Son enfance a du être bien malheureuse, me suis-je dit, en refermant le petit livre. Comme elle a dû manquer d'affection ! Le livre de François Mauriac est mince, en nombre de pages. Mais chaque mot a son importance.
Une petite fille ne peut que se sentir responsable, inconsciemment, de la mort de sa mère. La campagne française est parfois si méchante. Et la petite Thérèse a dû entendre ce genre de remarque bien souvent: "Ah! Ta pauvre mère, elle sera morte heureuse, son 'sacrifice' n'aura pas été vain, tu étais un si beau bébé. Ne t'inquiètes pas, elle les a payés ses péchés, elle te regarde du paradis maintenant."
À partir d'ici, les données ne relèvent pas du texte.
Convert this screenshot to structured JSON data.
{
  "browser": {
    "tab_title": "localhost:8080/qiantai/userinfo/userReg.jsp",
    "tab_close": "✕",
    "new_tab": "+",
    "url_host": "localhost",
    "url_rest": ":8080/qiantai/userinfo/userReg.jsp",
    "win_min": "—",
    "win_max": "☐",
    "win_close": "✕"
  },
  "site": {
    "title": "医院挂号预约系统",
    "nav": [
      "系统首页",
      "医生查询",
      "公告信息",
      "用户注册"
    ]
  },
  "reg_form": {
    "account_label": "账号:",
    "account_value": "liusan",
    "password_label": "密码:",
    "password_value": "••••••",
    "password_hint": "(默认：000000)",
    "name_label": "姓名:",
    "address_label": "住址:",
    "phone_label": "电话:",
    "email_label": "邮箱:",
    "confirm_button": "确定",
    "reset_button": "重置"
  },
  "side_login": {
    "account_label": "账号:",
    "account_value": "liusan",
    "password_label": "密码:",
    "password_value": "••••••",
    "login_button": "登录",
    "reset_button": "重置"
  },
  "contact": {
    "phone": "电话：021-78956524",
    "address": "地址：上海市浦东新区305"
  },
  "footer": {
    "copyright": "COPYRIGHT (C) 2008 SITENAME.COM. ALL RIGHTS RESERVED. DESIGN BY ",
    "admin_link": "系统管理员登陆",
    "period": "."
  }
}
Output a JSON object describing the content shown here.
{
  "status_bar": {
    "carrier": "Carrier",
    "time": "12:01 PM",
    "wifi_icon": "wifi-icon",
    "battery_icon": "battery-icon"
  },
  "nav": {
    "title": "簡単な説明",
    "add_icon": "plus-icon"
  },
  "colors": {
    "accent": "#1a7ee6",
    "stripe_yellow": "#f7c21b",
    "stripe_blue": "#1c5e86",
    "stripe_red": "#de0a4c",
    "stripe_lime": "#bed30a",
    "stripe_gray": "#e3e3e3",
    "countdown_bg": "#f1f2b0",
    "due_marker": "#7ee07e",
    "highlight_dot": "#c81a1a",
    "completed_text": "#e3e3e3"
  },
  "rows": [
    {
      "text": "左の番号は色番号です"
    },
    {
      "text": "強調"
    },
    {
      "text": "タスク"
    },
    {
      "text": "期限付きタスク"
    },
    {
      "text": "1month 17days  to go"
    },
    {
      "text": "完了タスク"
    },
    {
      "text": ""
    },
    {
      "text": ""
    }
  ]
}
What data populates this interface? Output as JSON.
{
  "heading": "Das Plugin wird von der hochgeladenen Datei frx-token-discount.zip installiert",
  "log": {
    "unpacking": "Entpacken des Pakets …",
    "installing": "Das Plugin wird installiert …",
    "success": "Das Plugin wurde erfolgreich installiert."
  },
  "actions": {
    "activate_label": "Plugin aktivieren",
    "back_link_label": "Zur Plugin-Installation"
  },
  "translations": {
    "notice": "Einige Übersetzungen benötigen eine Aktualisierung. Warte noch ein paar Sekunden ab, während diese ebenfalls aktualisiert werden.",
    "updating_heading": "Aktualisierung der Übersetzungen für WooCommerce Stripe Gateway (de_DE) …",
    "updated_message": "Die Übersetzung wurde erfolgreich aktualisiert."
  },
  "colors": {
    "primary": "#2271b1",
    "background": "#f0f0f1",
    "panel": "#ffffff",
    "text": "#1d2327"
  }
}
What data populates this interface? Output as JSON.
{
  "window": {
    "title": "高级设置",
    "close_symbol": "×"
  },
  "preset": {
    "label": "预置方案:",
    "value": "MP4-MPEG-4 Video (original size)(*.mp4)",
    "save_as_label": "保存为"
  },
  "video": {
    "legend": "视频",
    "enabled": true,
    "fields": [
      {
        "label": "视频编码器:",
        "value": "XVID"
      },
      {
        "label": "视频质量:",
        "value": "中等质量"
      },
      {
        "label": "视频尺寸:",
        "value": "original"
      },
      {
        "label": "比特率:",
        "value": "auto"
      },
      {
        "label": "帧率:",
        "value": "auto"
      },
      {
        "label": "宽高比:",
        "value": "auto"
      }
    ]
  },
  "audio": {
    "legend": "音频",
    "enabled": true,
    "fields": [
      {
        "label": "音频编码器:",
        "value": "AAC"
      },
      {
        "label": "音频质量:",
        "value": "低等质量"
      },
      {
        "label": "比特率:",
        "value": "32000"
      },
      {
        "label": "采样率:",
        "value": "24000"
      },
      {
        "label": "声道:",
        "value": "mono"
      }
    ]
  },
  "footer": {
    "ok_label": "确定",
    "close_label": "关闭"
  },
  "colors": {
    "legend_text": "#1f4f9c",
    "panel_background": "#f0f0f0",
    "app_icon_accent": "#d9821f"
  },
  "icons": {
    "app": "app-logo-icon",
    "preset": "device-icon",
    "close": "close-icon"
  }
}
Quelle triste façon de venir au monde. Triste et inquiétante. Thérèse, je la voyais Vierge ce jour-là. Bien sûr, elle avait cherché à empoisonner son mari, mais ce n'était pas de la méchanceté, ce n'était pas le portrait d'une meurtrière dont on se souvenait. On imaginait plutôt une jeune femme au regard triste, inquiet. Une femme de la terre -la Vierge est un signe de Terre- qui est attachée à ses champs, à la propriété, à ce qui est concret.
D'ailleurs, au tout début du livre, à la deuxième phrase, Mauriac décrit son anxiété alors qu'elle attend le verdict: "Thérèse Desqueyroux, dans ce couloir dérobé du palais de justice, sentit sur sa face la brume et, profondément, l'aspira".
De la brume ...
La Vierge est inquiète. Elle est née à la fin de l'été, ou au début de l'automne, elle ne sait pas très bien. Au moment où les premières brumes du matin apparaissent. Fera-t-il beau ? Pleuvra-t-il ? Ces feuilles qui changent de couleur, cette sève qui perd de sa force, ces feuilles qui tombent. Un jour il fait encore chaud et doux, encore plus doux qu'un jour de printemps. Le lendemain, le mauvais vent fait trembler les arbres. Il y a de quoi s'inquiéter quand même.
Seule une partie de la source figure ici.